If you want to run this script as it is, you just need to get the URLS from your search at https://www.immobilienscout24.de and put them in a array. Here is one example:

crawler = ImmobilienScoutCrawler([
    'https://www.immobilienscout24.de/expose/110448261/',
    'https://www.immobilienscout24.de/expose/110794529/',
])

crawler.run()

You can also input the urls from stdin

python imscout.py https://www.immobilienscout24.de/expose/111667003 https://www.immobilienscout24.de/expose/111676616

Using Docker

If you are not familiar with Python environments you might want run it through Docker containers.

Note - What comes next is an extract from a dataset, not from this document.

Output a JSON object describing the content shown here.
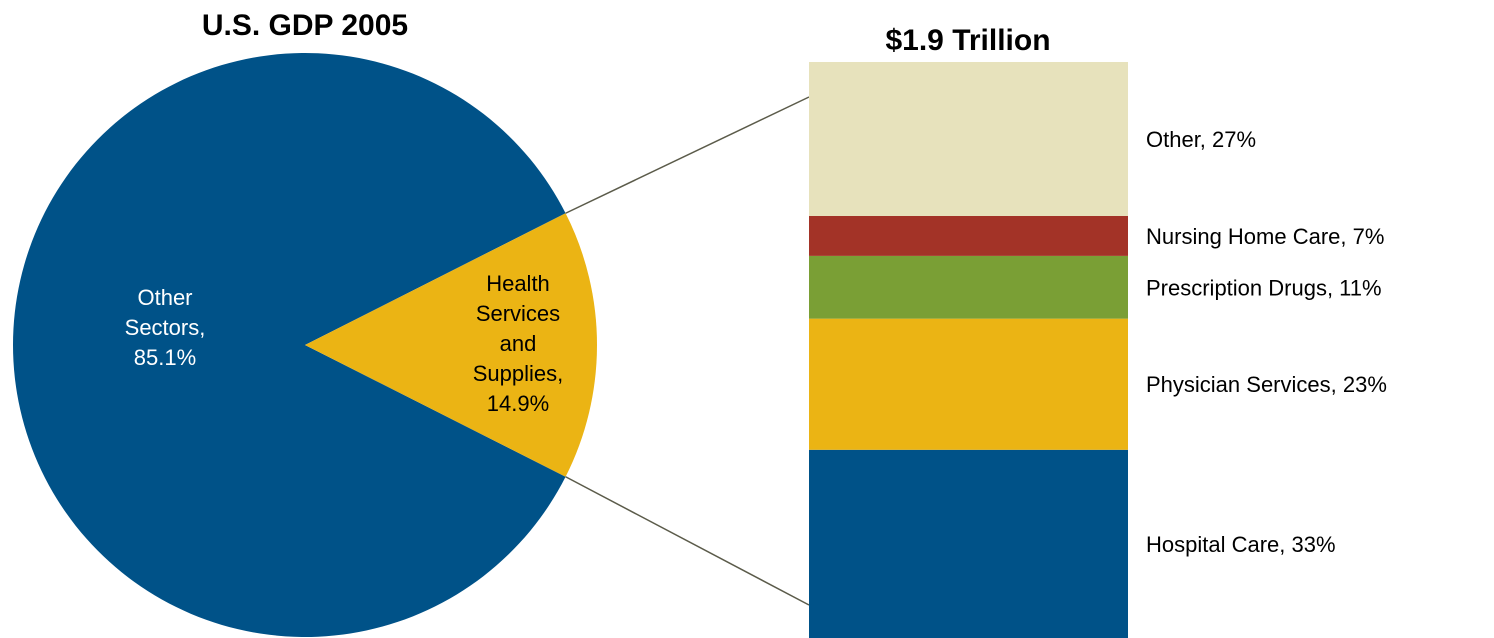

The first step is build the image

docker build -t immobilien-crawler .

Now you are able to run a container

docker run -it --rm immobilien-crawler python imscout.py https://www.immobilienscout24.de/expose/111667003 https://www.immobilienscout24.de/expose/109702102

You can specify your Google API key as a env var

docker run -it --env GOOGLE_MAPS_API_KEY=<your_api_key_here> --rm immobilien-crawler python imscout.py https://www.immobilienscout24.de/expose/111667003 https://www.immobilienscout24.de/expose/109702102

How to tune metrics

You can adjust the metrics used to create the rank as you wish. Everything that you need is make some adjustments on class ScoreCalculator or event create your own one. If you want to add some new metrics in the class (not only adjust the formula already created) you will need to implement a new method on class Immobile following the given pattern:

def _calculate_<your_metric_name>():
    pass

Let's suppose that you want to add a metric called distance_from_job. So the code should be something like this:

class ScoreCalculator:

    FORMULAS = {
        'space': lambda x, y, z: 50*x + 2.5*y + 1.4*z-datetime.now().year,
        'price': lambda x: math.pow(1200/x, 1.2) * 100,
        'places': lambda x: 100 * pow(x, 1.2),
        'distance_from_job': lambda x: x * x
    }

class Immobile:
    GOOGLE_MAPS_API_KEY = ''
    GOOGLE_PLACES_URL = 'https://maps.googleapis.com/maps/api/place/nearbysearch/json?location={},{}&radius={}&type={}&key={}'  # noqa
    [...]

    def _calculate_distance_from_job(self, formula):
        pass